“Squid Game: The Challenge” is an offshoot of Netflix’s 2021 Emmy Award-winning show. The reviews, however, point out the irony of its exploitative format.
“Squid Game: The Challenge”, a spin-off reality show of the 2021 Emmy Award-winning K-drama is dropping on Netflix on Wednesday. The first reviews claim that while the new installment makes for ‘gripping’ reality television, it may defeat the anti-capitalistic messaging of the original show.
‘Gripping’ reality TV
“The game show uses the language of modern reality television to realize, in its own strange way, the themes in Dong-hyuk’s parable of capitalism grinding human beings into dust. That reality television itself is an artifact of late-stage capitalism only underscores the point,” states the review of Vulture, also refuting the criticism that “Squid Game: The Challenge” is ‘exploitative.’
The review by The Guardian, however, acknowledges the exploitative nature of the show, but insists it makes for irresistible reality TV viewing. “It was reasonable to assume that “Squid Game: The Challenge” would be a cash-in, a cynical by-product of the original’s success that would miss the point entirely, and perhaps it does. But as a gameshow, as the spectacle it sets out to be, it is very hard to look away,” the review says.
Death by irony
Some reviews weren’t too kind to the tone and approach of Squid Game: The Challenge. The Hollywood Reporter says Netflix’s cash-in isn’t ‘pretty.’ “Squid Game: The Challenge” does not exist in a vacuum.

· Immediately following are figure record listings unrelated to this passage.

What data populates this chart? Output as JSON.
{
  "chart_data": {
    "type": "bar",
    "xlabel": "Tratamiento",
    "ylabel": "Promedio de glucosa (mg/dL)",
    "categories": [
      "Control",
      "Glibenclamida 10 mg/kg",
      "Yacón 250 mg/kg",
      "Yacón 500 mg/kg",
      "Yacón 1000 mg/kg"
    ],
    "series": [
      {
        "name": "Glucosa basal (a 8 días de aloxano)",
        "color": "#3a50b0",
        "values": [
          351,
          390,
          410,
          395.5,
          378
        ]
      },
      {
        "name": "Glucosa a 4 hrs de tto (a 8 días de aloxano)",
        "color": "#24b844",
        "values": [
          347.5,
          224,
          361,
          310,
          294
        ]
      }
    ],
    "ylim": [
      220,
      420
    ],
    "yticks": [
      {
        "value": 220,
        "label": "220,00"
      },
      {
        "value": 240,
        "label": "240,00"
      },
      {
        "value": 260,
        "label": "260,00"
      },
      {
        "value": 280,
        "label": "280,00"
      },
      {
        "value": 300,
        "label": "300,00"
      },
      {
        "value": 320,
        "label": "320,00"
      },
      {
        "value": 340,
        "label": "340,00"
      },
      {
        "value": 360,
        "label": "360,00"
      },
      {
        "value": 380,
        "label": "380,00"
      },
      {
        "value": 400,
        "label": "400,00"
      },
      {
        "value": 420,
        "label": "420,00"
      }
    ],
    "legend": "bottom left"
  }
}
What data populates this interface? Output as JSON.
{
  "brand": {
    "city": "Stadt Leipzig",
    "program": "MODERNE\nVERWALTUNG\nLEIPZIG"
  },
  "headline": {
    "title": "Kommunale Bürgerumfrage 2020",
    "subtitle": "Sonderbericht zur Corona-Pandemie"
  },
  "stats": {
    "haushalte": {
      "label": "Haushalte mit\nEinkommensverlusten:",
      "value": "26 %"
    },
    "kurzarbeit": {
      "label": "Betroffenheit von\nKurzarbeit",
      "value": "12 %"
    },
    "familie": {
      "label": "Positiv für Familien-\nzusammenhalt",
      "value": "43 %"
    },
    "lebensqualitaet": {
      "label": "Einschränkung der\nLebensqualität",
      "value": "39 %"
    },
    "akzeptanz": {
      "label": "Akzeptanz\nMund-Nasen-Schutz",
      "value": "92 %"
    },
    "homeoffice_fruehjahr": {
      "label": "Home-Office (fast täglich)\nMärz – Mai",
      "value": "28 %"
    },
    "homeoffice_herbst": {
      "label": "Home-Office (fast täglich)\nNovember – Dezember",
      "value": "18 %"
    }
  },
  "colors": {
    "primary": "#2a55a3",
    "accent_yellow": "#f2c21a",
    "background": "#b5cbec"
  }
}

It exists to cash in on one of the streamer’s biggest-ever hits, the 2021 South Korean scripted drama Squid Game. In that context, it looks not like a one-off curiosity but like a brand extension that fundamentally misunderstands what the brand was meant to represent in the first place,” says the review.

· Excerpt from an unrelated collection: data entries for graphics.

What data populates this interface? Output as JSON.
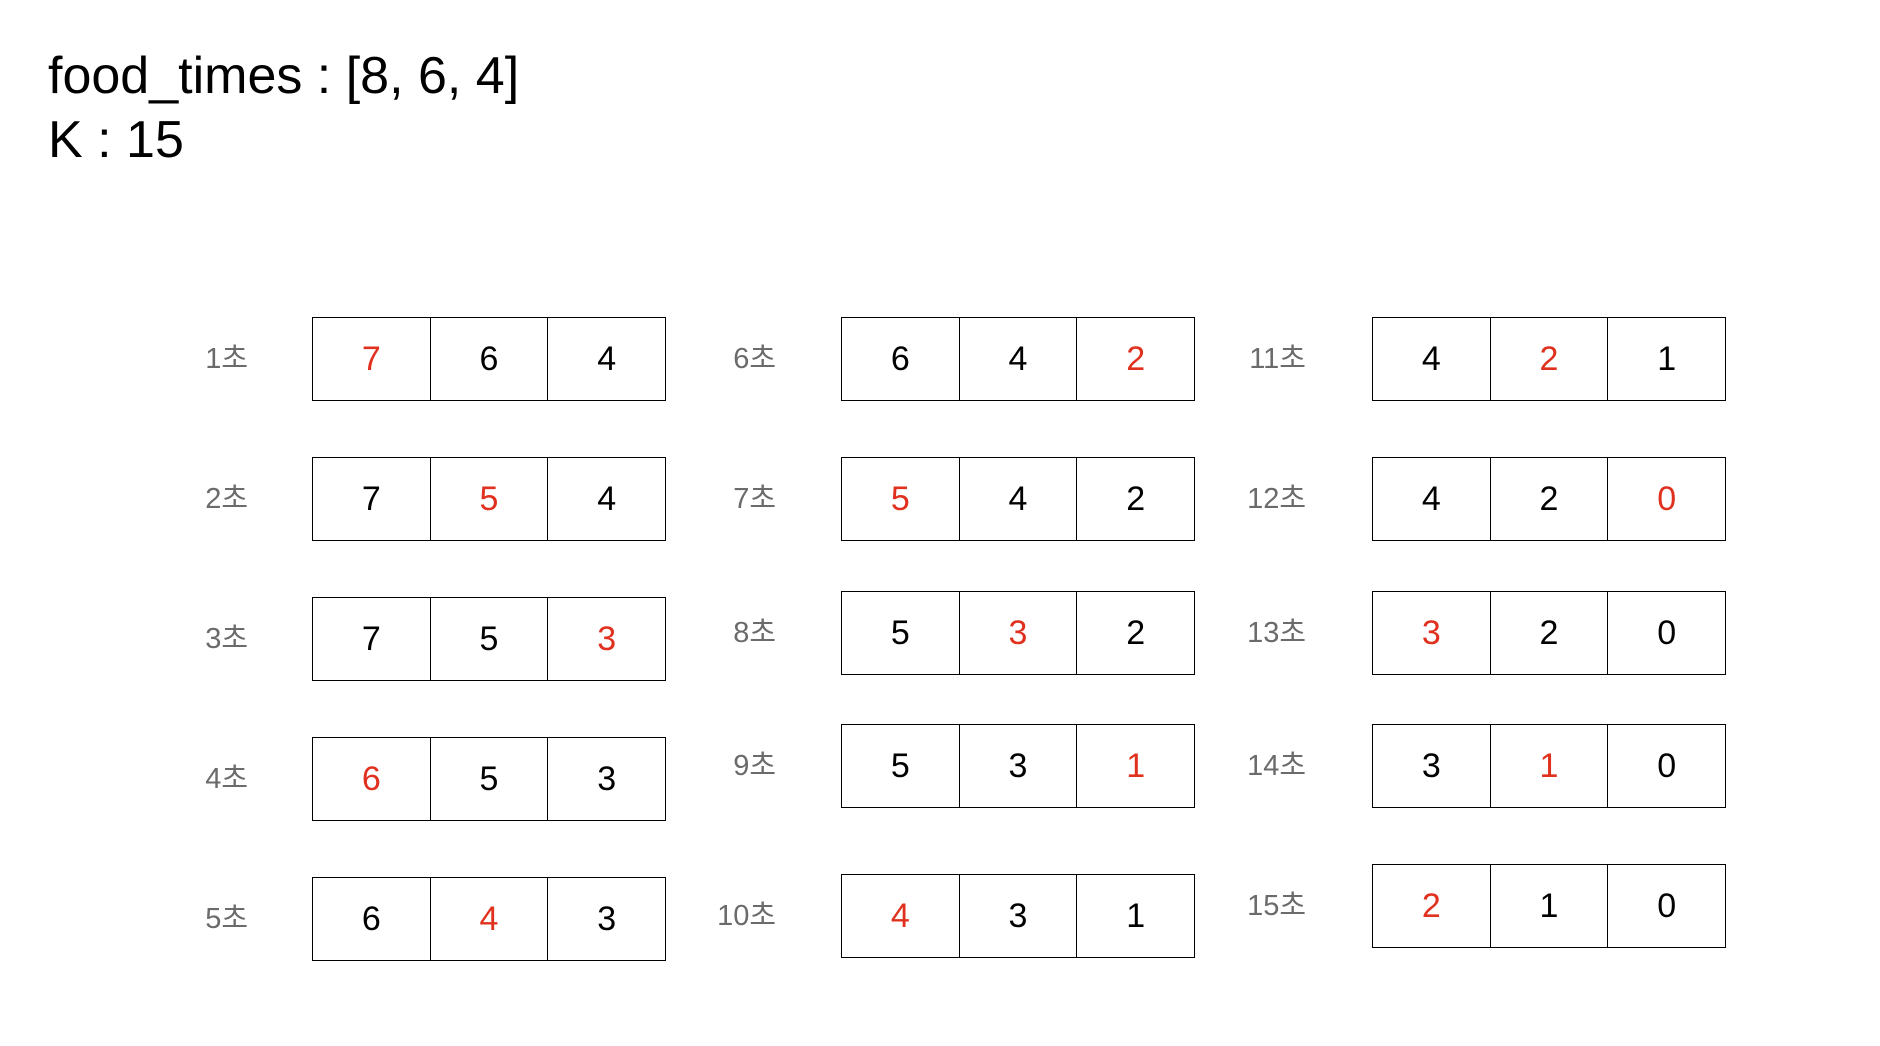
{
  "header": {
    "line1": "food_times : [8, 6, 4]",
    "line2": "K : 15"
  },
  "colors": {
    "text": "#000000",
    "label": "#6b6b6b",
    "highlight": "#e0301e"
  },
  "steps": [
    {
      "label": "1초",
      "values": [
        "7",
        "6",
        "4"
      ],
      "highlight_index": 0
    },
    {
      "label": "2초",
      "values": [
        "7",
        "5",
        "4"
      ],
      "highlight_index": 1
    },
    {
      "label": "3초",
      "values": [
        "7",
        "5",
        "3"
      ],
      "highlight_index": 2
    },
    {
      "label": "4초",
      "values": [
        "6",
        "5",
        "3"
      ],
      "highlight_index": 0
    },
    {
      "label": "5초",
      "values": [
        "6",
        "4",
        "3"
      ],
      "highlight_index": 1
    },
    {
      "label": "6초",
      "values": [
        "6",
        "4",
        "2"
      ],
      "highlight_index": 2
    },
    {
      "label": "7초",
      "values": [
        "5",
        "4",
        "2"
      ],
      "highlight_index": 0
    },
    {
      "label": "8초",
      "values": [
        "5",
        "3",
        "2"
      ],
      "highlight_index": 1
    },
    {
      "label": "9초",
      "values": [
        "5",
        "3",
        "1"
      ],
      "highlight_index": 2
    },
    {
      "label": "10초",
      "values": [
        "4",
        "3",
        "1"
      ],
      "highlight_index": 0
    },
    {
      "label": "11초",
      "values": [
        "4",
        "2",
        "1"
      ],
      "highlight_index": 1
    },
    {
      "label": "12초",
      "values": [
        "4",
        "2",
        "0"
      ],
      "highlight_index": 2
    },
    {
      "label": "13초",
      "values": [
        "3",
        "2",
        "0"
      ],
      "highlight_index": 0
    },
    {
      "label": "14초",
      "values": [
        "3",
        "1",
        "0"
      ],
      "highlight_index": 1
    },
    {
      "label": "15초",
      "values": [
        "2",
        "1",
        "0"
      ],
      "highlight_index": 0
    }
  ]
}
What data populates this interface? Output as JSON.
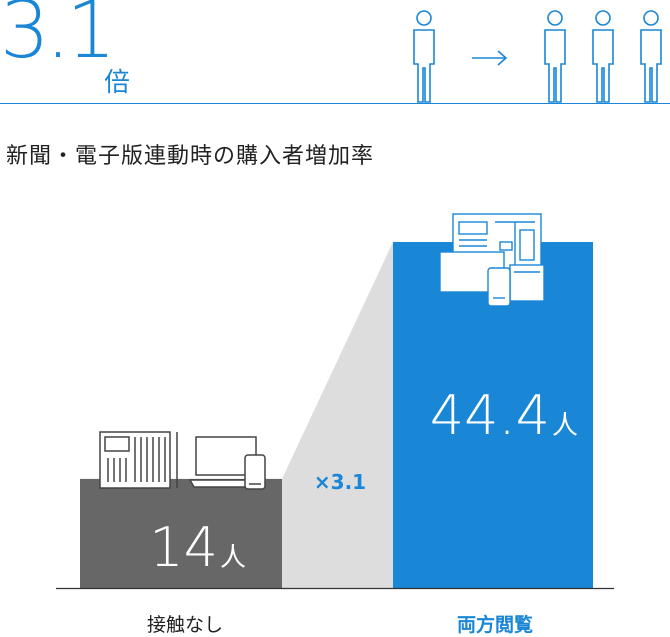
{
  "headline": {
    "value": "3.1",
    "unit": "倍"
  },
  "subtitle": "新聞・電子版連動時の購入者増加率",
  "colors": {
    "accent": "#1a86d6",
    "bar_left": "#676767",
    "wedge": "#dddddd",
    "baseline": "#333333"
  },
  "icons": {
    "left": [
      "newspaper-icon",
      "laptop-icon",
      "smartphone-icon"
    ],
    "right": [
      "newspaper-icon",
      "monitor-icon",
      "smartphone-icon",
      "tablet-icon"
    ],
    "people": [
      "person-icon",
      "arrow-right-icon",
      "person-icon",
      "person-icon",
      "person-icon"
    ]
  },
  "chart_data": {
    "type": "bar",
    "categories": [
      "接触なし",
      "両方閲覧"
    ],
    "values": [
      14,
      44.4
    ],
    "value_unit": "人",
    "value_labels": [
      "14",
      "44.4"
    ],
    "multiplier_label": "×3.1",
    "title": "新聞・電子版連動時の購入者増加率",
    "xlabel": "",
    "ylabel": "",
    "ylim": [
      0,
      44.4
    ],
    "grid": false
  }
}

IGN echoes a similar thought through its review, “Especially since any criticism about how The Challenge simulates the violence depicted in Squid Game can be brushed off with ‘it’s all just fun and games,’ there’s no real incentive to consider some of the show’s negative connotations. But therein lies the problem, as it’s impossible to completely separate its elaborate sets and green jumpsuits from the world they originated in.”